Iniciamos a Sessão com uma pequena biografia de um dos três fundadores do Fantasporto, Mário Dorminsky. Tem um guião genético muito diversificado. Da parte da avó, era oriunda da Prússia. O seu pai nasceu em Terras de Sua Majestade, onde o Big Ben é Rei. E devido ao tipo de atividades que o seu avô desempenhava, a vida “nómada” era um habitué. Seguiu-se Portugal, onde se instalaram e fruto do casamento com uma lusitana, surge um filho, Mário Dorminsky, como resultado de uma longa metragem…nove meses. O mundo e o fascínio das artes está no sangue: abraçou “O Fantasporto” para rasgar velhos estigmas da ditadura, onde Salazar era ator principal, numa película demodê. A “Revista Cinema Nova”, surge em 1978, onde dava a conhecer ao público português o que se projetava no cinema internacional.

Mesmo antes do intervalo, surgiu a oportunidade de falar com Mário Dorminsky. Falou-nos sobre cinema e o seu Fantasporto, que nunca deixou a velhinha invicta. Eram épocas de grandes transformações sociais e políticas e ainda se vivia o rescaldo da Revolução, que também foi mote para muitos filmes, nacionais e estrangeiros, afinal não é todos os dias que se fazem revoluções com cravos, mais concretamente vermelhos.
Na altura era muito comum haver críticos de cinema, (agora não há). Mas a determinada altura decidiram que, além da Revista, deviam também organizar projeções de filmes. Que de alguma forma enquadrassem a lógica, da Revista, apresentando um mundo fantástico, mas na altura desconhecido. Estamos a reportar-nos à década de setenta (1978).
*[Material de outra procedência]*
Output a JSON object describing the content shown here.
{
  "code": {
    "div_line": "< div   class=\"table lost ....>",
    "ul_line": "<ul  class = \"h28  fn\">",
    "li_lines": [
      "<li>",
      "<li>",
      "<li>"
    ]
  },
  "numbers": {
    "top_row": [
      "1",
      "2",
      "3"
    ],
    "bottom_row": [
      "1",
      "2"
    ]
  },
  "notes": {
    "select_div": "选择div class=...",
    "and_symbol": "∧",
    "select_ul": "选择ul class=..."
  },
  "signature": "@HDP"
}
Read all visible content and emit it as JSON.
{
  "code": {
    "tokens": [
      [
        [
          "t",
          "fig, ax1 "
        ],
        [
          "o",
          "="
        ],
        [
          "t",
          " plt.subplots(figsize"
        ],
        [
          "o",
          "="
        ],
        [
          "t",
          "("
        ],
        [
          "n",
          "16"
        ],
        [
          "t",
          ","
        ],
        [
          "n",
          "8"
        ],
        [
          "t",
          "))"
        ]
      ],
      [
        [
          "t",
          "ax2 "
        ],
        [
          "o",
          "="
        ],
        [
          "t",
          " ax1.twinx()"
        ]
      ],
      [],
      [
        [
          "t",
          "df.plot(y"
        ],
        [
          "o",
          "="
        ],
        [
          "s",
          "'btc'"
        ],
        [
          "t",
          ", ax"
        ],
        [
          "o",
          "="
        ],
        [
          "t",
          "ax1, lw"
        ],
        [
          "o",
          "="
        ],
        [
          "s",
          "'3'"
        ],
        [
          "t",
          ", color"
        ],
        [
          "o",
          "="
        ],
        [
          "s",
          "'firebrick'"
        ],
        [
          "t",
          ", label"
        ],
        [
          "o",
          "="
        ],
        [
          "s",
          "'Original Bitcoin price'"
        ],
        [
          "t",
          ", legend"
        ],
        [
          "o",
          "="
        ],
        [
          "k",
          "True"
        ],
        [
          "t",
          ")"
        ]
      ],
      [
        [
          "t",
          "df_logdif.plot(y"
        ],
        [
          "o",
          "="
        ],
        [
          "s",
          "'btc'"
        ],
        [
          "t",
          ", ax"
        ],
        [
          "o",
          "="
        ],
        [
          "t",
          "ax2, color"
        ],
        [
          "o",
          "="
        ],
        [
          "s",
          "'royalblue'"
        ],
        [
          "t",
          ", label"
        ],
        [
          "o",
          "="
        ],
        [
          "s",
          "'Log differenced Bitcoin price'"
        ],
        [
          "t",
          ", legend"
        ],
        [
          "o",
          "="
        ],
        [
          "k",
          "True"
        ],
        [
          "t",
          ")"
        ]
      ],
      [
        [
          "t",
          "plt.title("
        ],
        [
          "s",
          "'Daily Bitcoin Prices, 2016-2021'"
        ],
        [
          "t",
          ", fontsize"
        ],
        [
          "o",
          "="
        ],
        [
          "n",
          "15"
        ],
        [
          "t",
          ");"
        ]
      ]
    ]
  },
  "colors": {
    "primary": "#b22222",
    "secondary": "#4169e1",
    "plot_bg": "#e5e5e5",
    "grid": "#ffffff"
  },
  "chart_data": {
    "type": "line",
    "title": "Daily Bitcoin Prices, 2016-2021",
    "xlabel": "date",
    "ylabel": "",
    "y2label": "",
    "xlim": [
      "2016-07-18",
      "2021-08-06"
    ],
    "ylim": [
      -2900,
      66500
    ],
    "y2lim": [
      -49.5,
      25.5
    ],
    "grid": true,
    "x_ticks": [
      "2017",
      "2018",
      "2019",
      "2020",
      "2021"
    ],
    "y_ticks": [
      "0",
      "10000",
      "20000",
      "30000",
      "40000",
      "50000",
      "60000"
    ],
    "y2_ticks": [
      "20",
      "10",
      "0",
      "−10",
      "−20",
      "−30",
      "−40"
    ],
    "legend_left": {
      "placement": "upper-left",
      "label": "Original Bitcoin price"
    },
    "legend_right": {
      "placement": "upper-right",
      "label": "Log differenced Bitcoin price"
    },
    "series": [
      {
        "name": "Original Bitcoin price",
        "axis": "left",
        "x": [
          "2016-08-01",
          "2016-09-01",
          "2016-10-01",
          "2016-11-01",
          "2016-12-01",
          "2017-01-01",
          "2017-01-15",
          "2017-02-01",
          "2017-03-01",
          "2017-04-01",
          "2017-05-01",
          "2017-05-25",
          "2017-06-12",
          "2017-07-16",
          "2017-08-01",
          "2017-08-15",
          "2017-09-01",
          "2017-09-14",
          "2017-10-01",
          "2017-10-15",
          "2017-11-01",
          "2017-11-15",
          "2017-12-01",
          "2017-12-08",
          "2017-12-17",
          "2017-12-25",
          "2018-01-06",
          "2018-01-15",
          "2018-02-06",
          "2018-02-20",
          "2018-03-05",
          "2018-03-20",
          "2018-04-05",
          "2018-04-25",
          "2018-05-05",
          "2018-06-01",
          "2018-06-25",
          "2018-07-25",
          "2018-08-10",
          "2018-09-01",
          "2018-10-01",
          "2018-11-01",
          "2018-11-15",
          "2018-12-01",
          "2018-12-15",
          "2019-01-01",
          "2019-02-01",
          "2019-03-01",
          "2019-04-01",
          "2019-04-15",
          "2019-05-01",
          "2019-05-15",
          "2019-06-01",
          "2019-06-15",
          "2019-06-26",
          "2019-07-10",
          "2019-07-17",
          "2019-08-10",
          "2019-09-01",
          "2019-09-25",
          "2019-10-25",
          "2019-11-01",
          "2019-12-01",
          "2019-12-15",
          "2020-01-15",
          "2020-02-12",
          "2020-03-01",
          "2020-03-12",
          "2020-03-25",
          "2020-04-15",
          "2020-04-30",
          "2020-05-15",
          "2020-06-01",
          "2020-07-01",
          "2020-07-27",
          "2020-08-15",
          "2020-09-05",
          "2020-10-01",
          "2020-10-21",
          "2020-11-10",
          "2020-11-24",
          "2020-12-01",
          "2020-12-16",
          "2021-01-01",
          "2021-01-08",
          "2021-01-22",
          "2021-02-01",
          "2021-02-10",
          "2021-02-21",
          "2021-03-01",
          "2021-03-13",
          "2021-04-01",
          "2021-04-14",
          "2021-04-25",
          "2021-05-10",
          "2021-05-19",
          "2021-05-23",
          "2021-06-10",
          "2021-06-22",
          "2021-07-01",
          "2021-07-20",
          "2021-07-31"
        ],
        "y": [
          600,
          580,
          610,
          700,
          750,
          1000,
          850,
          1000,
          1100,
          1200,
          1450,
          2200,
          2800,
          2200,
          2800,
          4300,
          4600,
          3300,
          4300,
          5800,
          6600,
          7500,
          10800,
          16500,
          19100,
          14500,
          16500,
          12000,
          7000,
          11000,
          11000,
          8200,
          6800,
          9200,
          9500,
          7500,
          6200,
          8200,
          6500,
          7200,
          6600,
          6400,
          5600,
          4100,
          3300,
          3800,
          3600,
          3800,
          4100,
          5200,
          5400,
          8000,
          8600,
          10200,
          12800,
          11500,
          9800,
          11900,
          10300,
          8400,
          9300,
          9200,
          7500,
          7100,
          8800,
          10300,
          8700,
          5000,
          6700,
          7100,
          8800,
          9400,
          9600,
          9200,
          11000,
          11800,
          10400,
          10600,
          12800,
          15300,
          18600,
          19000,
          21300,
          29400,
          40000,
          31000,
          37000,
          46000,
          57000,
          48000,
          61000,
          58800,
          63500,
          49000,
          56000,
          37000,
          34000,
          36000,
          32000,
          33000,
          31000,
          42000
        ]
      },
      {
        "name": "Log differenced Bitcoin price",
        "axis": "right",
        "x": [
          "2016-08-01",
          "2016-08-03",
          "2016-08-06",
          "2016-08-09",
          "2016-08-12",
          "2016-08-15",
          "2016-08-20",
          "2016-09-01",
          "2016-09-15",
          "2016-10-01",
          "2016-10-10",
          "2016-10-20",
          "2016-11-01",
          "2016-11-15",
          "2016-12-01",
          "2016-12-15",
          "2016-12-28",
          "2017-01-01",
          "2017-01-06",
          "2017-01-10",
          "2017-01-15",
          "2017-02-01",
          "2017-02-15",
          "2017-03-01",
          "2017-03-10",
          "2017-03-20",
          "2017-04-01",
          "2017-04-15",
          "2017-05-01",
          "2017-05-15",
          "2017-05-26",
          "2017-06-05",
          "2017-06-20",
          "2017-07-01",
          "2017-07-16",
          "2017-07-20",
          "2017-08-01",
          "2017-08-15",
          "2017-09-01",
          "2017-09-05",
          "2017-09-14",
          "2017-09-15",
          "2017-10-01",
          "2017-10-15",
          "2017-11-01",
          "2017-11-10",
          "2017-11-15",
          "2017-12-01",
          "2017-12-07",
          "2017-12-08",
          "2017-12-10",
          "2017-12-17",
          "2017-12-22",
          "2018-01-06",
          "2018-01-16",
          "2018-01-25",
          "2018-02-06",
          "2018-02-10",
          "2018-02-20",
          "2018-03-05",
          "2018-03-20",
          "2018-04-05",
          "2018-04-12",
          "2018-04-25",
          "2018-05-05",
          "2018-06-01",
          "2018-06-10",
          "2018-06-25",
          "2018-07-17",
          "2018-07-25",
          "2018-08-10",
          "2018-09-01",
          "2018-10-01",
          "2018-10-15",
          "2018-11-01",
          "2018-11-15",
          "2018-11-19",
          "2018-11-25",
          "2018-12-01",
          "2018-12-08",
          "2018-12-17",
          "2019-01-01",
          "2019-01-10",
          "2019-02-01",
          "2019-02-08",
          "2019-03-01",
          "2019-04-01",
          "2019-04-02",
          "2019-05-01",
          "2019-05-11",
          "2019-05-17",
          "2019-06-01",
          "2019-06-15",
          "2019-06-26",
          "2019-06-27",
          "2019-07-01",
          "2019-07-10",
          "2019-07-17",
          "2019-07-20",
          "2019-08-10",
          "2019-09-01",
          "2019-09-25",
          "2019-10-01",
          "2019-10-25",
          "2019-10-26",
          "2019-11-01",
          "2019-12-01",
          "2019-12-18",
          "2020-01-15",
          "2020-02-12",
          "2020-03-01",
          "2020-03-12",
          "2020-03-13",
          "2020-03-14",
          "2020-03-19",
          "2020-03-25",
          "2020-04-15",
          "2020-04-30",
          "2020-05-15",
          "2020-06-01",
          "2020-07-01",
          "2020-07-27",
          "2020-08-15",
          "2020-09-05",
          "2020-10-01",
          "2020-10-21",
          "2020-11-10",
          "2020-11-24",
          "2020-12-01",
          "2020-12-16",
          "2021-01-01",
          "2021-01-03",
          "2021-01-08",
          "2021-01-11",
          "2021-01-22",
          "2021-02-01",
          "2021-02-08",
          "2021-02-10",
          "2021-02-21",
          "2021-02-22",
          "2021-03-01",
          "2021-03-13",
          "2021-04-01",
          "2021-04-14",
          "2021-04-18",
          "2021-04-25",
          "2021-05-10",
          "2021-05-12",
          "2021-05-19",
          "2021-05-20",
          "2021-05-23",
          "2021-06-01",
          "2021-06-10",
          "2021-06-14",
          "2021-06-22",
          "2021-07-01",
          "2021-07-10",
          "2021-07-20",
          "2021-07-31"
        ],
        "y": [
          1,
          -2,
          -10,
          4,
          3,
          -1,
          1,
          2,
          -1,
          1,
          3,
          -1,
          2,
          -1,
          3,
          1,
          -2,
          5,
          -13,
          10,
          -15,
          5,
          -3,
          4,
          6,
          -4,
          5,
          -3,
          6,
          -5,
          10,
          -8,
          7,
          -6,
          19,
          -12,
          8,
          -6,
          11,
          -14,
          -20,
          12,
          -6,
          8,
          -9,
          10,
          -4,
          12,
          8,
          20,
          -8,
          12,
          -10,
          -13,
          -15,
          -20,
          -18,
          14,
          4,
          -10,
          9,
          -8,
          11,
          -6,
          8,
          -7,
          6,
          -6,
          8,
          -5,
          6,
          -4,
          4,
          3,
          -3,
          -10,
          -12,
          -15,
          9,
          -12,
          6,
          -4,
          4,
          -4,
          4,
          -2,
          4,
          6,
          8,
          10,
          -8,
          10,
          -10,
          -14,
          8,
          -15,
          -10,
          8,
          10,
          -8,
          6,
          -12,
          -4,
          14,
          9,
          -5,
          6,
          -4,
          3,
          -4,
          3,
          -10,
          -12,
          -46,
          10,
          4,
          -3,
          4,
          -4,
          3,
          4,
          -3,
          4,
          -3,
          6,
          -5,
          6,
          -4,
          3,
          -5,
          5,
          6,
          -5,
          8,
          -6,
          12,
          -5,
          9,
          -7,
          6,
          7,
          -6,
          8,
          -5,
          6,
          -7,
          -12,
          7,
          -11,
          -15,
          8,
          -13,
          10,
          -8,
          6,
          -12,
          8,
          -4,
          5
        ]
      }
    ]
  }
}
Vivia-se uma época em que muitos filmes tinham emergido a nível internacional e ainda não tinham chegado às nossas salas de cinema. Foi no descrito contexto que surgiu a oportunidade, para gente jovem avançarem com projetos, ciclos de cinema. Eram estruturados quer no cinema Lumière, quer nas duas salas e posteriormente em frente, no auditório Carlos Alberto, com regularidade, de 15 em 15 dias. Estavam a organizar um ciclo de cinema vocacionado para o mundo fantástico, que contavam com o número 11 da “Revista Cinema Novo”.
Decidiram fazer uma revista especial. porque a Revista, oferecia a facilidade de ir a festivais internacionais em condições favoráveis. Tudo pago, desde viagens, estadia e alimentação, para participarem em festivais internacionais.
Depois de uma ida a Espanha, ao Sitges, um festival de cinema de terror, perceberam que o terror não era propriamente aquilo que lhes interessava. Após a visualização, as conversas que realizaram com uma série de pessoas, particularmente duas, de quem se tornariam na altura amigos e que estavam também ligados à área jornalística, os estudiosos de cinema procuraram novos caminhos.
Pretendiam alargar o âmbito, da lógica de terror, a algo que se concentrasse mais com o imaginário, porque consideravam que o terror era algo que podia ser real.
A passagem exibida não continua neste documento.